Wheels & Weisswürscht: A Very Bavarian Take On The Cars & Coffee Format
Photography by Alex Sobran
The concept of an early morning meet with an informal atmosphere befitting the weekend on which it’s held is nothing new, but we can also say that all cars are just a means of transportation if we’re talking bare fundamentals—some are used for supermarkets and soccer practice, some have 1,000 horsepower and one seat.
I’ve been enjoying the perks of my job in Munich lately, and I was happy to hear that my hosts at BMW Classic had recently begun their own version of the popular Cars & Coffee event format. Held every first and third Saturday of the month, they’ve kept the alliteration in the title while adding a local touch. It’s called Wheels & Weisswürscht, and if you show up with a classic car or bike (from any marque) you’ll get a few sausage links and a hearty pretzel to start your morning of mingling with the cars and their caretakers.
Everything is very orderly as you might expect—attendees arrive without fuss, park in neat rows, many roll up the windows and lock the doors—but it would be wrong to expect a dirge of monochrome Mercs and varying shades of Delphin Grey resprays in keeping with the stereotypes of staid German sensibilities. This is Bavaria after all, the fun-loving southern scoop of the country where someone like me who can only communicate in English is warmly welcomed by friendly people and purple cars (I believe the E31 and E34 pictured above are both factory jobs, the rare individual-order Lila, or Lilac Metallic).
Sure, as you can see there were a few of the more austere automobiles that showed up to the third edition of the show, but while silver sedans and crossovers of the modern variety tend to look like dowdy blobs of rounded-off nothingness, I’ve always appreciated the way a super-clean silver complements the sharper lines of the cars we prefer at Petrolicious.
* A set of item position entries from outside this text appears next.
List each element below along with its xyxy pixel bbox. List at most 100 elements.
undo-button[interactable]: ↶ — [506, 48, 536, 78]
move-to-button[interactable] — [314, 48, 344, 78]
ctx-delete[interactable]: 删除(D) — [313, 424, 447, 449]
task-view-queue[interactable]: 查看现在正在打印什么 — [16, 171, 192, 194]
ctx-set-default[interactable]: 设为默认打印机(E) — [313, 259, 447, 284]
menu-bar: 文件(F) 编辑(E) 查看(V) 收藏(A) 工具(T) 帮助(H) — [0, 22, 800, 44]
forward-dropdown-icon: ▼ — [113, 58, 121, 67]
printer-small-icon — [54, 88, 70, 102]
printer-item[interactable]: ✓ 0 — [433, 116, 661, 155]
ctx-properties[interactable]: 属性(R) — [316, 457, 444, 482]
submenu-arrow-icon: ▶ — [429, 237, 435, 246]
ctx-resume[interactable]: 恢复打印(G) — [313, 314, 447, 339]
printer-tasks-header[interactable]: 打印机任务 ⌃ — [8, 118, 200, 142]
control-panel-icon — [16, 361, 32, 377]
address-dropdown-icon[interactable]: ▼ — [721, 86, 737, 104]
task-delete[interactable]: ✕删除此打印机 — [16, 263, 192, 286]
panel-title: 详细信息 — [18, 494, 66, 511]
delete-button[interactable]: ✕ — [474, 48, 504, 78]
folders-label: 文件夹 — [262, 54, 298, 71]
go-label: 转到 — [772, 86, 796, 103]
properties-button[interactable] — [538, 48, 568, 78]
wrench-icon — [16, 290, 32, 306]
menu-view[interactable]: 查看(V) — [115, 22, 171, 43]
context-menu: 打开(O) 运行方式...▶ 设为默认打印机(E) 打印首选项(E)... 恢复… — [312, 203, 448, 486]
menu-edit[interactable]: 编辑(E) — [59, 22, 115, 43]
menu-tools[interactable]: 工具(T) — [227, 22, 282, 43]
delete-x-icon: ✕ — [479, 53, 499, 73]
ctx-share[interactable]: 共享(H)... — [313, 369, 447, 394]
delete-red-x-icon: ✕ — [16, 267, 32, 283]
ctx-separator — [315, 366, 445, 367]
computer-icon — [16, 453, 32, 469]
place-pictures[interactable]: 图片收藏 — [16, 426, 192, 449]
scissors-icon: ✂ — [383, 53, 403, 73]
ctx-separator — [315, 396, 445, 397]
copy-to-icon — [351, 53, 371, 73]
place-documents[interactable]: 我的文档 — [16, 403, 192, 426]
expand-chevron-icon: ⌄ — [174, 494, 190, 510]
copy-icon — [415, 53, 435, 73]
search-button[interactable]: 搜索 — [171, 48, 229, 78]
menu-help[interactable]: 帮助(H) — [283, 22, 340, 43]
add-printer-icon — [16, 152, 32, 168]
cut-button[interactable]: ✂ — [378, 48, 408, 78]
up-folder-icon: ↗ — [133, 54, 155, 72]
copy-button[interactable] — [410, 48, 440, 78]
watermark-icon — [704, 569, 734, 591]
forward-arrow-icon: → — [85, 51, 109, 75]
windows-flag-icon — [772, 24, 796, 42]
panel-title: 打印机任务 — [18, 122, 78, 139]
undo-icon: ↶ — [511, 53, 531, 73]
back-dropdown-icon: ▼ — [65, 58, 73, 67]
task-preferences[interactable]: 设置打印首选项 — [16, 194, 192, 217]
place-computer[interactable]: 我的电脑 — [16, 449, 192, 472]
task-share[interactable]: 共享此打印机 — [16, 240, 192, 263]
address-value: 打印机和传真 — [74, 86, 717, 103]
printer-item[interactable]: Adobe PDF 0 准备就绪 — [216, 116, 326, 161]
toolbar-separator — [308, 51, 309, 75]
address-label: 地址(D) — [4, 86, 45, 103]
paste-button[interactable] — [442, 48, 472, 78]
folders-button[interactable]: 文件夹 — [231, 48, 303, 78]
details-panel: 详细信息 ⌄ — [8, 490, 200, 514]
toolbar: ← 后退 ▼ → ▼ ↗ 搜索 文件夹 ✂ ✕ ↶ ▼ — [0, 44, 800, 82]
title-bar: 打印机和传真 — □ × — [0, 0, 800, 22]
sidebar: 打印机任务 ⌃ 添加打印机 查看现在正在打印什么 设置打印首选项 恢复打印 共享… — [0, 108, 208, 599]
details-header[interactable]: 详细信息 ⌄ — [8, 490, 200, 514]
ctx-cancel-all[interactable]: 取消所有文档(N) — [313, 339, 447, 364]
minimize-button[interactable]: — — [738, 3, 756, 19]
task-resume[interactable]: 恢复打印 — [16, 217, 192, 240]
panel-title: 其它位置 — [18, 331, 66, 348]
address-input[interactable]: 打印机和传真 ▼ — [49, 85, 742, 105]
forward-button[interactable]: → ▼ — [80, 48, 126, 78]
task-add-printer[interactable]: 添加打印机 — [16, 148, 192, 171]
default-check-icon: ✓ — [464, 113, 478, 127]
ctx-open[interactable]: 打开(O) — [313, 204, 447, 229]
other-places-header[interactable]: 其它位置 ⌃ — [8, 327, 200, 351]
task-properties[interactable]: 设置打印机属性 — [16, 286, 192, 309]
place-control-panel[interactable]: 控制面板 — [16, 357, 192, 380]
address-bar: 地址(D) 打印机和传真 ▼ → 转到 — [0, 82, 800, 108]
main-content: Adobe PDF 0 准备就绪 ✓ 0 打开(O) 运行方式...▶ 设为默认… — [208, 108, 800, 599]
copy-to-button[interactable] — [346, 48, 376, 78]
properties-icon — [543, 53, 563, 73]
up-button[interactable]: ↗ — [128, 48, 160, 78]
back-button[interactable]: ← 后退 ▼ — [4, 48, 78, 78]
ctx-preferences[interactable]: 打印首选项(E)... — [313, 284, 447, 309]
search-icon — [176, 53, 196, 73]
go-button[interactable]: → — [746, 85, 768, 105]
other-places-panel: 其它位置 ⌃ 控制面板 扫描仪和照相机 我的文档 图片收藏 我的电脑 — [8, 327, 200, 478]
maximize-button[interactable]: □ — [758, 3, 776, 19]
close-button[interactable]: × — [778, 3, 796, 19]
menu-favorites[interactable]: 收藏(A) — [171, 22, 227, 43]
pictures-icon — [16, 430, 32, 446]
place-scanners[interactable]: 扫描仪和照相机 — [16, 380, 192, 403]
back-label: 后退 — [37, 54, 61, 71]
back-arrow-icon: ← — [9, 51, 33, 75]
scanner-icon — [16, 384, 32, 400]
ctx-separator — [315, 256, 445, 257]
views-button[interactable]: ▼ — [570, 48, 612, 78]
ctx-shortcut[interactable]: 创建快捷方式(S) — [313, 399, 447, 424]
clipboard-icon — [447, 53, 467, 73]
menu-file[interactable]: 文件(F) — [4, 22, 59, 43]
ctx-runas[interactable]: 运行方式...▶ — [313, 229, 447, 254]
In terms of the variety, the roundel was the most represented badge last Saturday, but this was no exclusive show. I’ve been to a bunch of Cars & Coffees across America like our local favorite and now-no-more Trancas-hosted event, so it was pretty funny to see a C3 Corvette getting more attention than a bright orange 8er. That would surely not be the case back home. Also amusing was the fact that in a row of cars with their hoods shut, another C3, the red one pictured at the end of this article, was the first and only one in its line to pop its hood to reveal the big ol’ shiny air filter on top of its small-block V8—insert joke about taking the car out of America, but not the… you get it.
The venue itself is by no means massive, but there was a steady rotation of cars throughout the morning and well into the afternoon, and pinballing my way around from one end to another often meant seeing a different spread of vehicles than had been there 20 minutes earlier. Just the right amount of shuffling. The continuous refresh of the parking area saw Porsches trading places with Triumphs, Volvos keeping the pavement warm for big Benzes, but the most refreshing aspect of it all was the lack of noise.
The pleasant background chatter of people sharing their builds with each other was always there to remind you that the point of these events is to enjoy cars rather than compete with them, but conspicuously absent was the sound of the look-at-me’s redlines. On exiting the venue, a handful of cars let first gear sit a bit longer before finding second, but I can’t tell you how nice it was to not hear an obnoxiously loud supercar being revved up in the parking lot by its obnoxious owner. Nothing wrong with the cars themselves, but the only people who care to hear them get the event canceled are the ones that don’t really care about cars that much to begin with.
It wasn’t all relegated to the parking pads outside of the Classic compound though, as guests were given a little peek into the vault of BMWs held in the building adjacent to the glass and steel workshop pictured above. Below is just one of my favorites from the collection of cars housed in the space that was once part of the company’s original factory network in operation since the earliest days of the BMW brand. Again, nothing wrong with silver when it’s coating something like a Batmobile.
I mentioned my English-only communication limitations earlier, but as we all know Americans are pretty spoiled in Europe in the sense that nearly everybody seems to speak the language quite well here. Even before I ask the rote “Sprechen Sie Englisch?” there are some snippets of conversation that don’t require much translation in the dialect of sports cars: BBS, turbo, and “zix-zylinder” are easily understood regardless of nationality. And speaking of, this wasn’t just a handful of Munich locals showing up, and one group of about five cars and ten people had made the drive all the way from Italy, complete with a rather official-looking schedule and road book on hand.
I’m not sure how alone or not I am in this, but I love looking at the stickers of regional clubs, and there were plenty to see here.
If you know me even a smidge, my interest in older BMWs is no big secret, so it’s fair and mildly-put to say that I enjoyed attending this event. But under blue skies and between widebody E31s and dozens of headlight wipers, there’s more than just an opportunity here to indulge in an array of Bimmers—for a visitor who happened to be around on the right weekend, it offered a chance to see a different scene, and to rediscover the universal attraction inherent in sharing our interests with others. It’s never just about the cars.